Trump Tariffs: More Than a Little Disturbance
“Tariffs are about making America rich again and making America great again, they'll be a little disturbance, we're OK with that, it won't be much,” -President Trump in his March 4, 2025 speech before a joint session of Congress
By now you know that President Trump’s April 2nd “reciprocal” tariffs were much steeper than expected. How steep? According to analysis by the Budget Lab at Yale University, along with previously announced tariffs, the average effective U.S. tariff rate “is now 22.5 percent, the highest since 1909.” It is not hyperbole to say that the 2025 Trump tariffs could upend decades of globalization and disrupt world trade in a meaningful (and probably not a good) way.
Investors reacted to tariffs by selling stocks in the two trading sessions after the announcement. The impact was far worse than “a little disturbance”, wiping out about $6 trillion worth of value in the markets. Investors are worried that when all of the U.S. and retaliatory tariffs go into effect and wind through the economy, they will result in higher prices and slower growth, a precarious economic outcome that is called “stagflation” (“stag”, as in stagnating growth and “flation”, as in rising prices or inflation.)
EY Chief Economist Gregory Daco estimates that if these tariffs remain in place, the increased cost of imports could add a full percentage point to the inflation rate by the end of the year, which would push the Consumer Price Index above 4 percent. “For the median household, this would represent an annual income loss of $690 while for families in the bottom quintile the loss would surpass $1,000.” The center-right Tax Foundation called believes the damage will be even worse, projecting that tariffs “will reduce after-tax income by an average of 2.1 percent and amount to an average tax increase of more than $2,100 per US household in 2025.”
To be clear, a tariff is not an actual tax; rather it acts like one because it causes prices to rise and therefore reduces disposable income and consumer spending. As consumers are confronted with higher prices for fresh produce, apparel, furniture, and toys, not to mention big ticket items like new and used cars, car parts, auto insurance, and appliances, they may pull back their spending on other areas of the economy. That’s why the Budget Lab projects that annual economic growth will slow to a crawl, likely at about 1 percent for 2025.
That’s not a contraction, but given the volatile nature of the tariff situation along with jittery financial markets, many investment banks have increased the odds of a recession within the next year. Apollo’s Chief Economist Torsten Slok notes that “Whether we will have a recession or not depends on the duration of this shock. If these levels of tariffs stay in place for several months and other countries retaliate, it will cause a recession in the U.S. and the rest of the world.”
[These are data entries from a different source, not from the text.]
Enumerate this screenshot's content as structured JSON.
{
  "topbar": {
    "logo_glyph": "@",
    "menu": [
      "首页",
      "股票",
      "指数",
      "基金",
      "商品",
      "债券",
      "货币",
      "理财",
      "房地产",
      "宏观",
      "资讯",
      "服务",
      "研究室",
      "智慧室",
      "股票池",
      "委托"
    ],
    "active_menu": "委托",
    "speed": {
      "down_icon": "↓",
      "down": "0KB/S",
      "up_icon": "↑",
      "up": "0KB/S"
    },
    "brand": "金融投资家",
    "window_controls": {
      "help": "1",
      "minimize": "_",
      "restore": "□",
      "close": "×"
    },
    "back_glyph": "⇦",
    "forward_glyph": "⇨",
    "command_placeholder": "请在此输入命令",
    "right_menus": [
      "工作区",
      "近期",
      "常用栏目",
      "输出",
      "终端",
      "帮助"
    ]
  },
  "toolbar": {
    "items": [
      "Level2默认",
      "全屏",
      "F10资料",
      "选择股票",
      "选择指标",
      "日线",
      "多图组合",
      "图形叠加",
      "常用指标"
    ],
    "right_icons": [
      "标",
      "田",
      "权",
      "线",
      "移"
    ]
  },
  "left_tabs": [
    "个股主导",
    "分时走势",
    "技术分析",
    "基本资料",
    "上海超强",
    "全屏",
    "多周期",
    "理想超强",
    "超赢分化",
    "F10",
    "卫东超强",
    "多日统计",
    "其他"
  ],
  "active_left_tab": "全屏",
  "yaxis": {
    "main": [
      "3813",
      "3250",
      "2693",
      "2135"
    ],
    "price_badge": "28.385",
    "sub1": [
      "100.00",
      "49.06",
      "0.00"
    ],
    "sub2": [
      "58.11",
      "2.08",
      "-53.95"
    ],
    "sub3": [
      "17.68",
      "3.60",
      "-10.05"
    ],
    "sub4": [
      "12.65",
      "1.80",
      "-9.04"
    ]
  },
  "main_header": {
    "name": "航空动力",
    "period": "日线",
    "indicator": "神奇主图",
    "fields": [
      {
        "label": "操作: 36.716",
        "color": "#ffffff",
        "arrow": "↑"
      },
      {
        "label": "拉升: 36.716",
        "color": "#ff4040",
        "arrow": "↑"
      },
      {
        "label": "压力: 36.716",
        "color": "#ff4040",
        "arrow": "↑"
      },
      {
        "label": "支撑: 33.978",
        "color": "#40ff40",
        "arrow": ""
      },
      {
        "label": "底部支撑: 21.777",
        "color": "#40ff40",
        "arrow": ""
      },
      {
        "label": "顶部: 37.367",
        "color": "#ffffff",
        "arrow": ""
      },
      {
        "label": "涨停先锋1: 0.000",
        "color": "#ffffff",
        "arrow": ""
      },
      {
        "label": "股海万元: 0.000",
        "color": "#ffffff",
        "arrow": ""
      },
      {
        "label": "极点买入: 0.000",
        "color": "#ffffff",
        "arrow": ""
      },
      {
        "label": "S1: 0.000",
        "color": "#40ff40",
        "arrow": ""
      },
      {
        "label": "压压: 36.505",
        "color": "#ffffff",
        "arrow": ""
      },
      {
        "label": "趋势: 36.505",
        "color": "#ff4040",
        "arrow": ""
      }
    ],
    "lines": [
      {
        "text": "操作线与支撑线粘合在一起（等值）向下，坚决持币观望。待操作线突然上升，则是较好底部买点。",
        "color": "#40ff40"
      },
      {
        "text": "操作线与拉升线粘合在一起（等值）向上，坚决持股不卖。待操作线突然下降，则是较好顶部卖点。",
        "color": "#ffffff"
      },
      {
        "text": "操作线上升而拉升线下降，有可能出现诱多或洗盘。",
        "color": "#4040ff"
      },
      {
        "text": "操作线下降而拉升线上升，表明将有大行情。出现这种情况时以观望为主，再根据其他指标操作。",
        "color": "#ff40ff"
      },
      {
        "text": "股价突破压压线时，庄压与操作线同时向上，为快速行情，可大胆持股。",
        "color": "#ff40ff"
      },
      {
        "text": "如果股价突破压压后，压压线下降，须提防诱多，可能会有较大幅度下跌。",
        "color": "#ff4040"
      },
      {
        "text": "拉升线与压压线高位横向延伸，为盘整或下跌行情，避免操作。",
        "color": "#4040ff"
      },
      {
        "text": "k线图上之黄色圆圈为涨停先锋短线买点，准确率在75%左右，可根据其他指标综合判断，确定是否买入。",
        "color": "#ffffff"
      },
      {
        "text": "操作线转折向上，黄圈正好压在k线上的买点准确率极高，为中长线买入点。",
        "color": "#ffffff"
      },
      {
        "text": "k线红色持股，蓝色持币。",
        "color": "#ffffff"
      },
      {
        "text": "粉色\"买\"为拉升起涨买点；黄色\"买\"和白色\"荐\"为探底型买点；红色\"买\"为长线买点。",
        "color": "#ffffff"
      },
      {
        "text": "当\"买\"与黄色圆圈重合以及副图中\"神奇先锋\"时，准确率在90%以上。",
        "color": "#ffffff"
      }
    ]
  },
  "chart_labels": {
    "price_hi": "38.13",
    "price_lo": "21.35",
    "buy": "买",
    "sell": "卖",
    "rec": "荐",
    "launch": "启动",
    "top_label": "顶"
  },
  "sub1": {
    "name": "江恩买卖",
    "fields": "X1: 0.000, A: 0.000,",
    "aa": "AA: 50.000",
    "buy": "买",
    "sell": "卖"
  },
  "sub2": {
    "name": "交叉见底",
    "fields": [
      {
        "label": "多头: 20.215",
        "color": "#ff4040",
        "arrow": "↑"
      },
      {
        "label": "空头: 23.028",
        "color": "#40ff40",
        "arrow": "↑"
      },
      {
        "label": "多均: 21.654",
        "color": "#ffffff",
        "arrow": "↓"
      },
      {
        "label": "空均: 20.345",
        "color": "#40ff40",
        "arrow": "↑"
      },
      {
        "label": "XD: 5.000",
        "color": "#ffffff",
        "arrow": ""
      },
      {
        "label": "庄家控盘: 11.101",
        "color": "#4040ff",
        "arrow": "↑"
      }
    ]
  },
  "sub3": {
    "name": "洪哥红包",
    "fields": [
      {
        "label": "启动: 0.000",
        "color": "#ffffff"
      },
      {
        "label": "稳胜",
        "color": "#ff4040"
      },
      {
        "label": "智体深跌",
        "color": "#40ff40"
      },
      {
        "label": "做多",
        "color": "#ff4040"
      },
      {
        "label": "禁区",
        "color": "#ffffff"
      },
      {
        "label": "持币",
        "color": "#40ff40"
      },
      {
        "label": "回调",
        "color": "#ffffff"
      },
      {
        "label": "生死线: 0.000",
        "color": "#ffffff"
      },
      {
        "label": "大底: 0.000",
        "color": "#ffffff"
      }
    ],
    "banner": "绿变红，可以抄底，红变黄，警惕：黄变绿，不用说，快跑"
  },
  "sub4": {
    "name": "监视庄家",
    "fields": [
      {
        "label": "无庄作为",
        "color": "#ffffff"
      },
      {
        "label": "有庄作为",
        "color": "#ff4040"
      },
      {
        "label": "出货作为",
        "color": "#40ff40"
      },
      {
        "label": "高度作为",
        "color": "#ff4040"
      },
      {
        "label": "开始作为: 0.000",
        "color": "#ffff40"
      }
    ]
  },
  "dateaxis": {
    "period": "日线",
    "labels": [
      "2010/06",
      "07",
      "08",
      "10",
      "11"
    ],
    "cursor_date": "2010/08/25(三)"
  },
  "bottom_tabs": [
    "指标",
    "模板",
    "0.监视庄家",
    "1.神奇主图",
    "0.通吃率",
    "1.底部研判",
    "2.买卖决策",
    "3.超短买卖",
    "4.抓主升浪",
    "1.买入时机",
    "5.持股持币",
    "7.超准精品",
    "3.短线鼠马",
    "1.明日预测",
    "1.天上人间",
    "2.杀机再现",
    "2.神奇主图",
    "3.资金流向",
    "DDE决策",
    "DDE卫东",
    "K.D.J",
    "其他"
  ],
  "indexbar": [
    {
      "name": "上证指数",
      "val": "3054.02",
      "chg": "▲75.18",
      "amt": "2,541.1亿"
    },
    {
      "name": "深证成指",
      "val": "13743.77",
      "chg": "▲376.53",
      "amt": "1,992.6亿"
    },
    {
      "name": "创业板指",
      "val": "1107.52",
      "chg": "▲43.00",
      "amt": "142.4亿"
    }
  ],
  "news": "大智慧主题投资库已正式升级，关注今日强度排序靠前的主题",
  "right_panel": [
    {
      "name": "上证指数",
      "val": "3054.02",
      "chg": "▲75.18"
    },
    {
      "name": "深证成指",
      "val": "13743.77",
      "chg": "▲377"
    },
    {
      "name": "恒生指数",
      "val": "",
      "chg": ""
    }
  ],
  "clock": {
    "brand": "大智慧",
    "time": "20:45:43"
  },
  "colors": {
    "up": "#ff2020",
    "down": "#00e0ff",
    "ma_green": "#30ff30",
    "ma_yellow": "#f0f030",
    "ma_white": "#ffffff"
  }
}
Before you cash out of everything and run for the hills, remember that tariffs have been on-again, off-again and now on-again. If tariffs are indeed temporary, then the economic and market impact may not be as severe. But if we are headed for a recession, know that we have been there before.
According to the National Bureau of Economic Research, the organization that is responsible for declaring the beginning and end of recessions, there have been nine recessions since 1960. It’s not pleasant, but if you are worried, then grab your panic protection plan, tune out the noise, and try to control what you can control. That may mean conserving cash to ensure that you have 6-12 months of living expenses socked away, especially if you are worried about losing your job, paying down outstanding high interest debt, and maybe delaying any big spending that you were planning to do, until you have a better idea of whether an economic slowdown will impact you.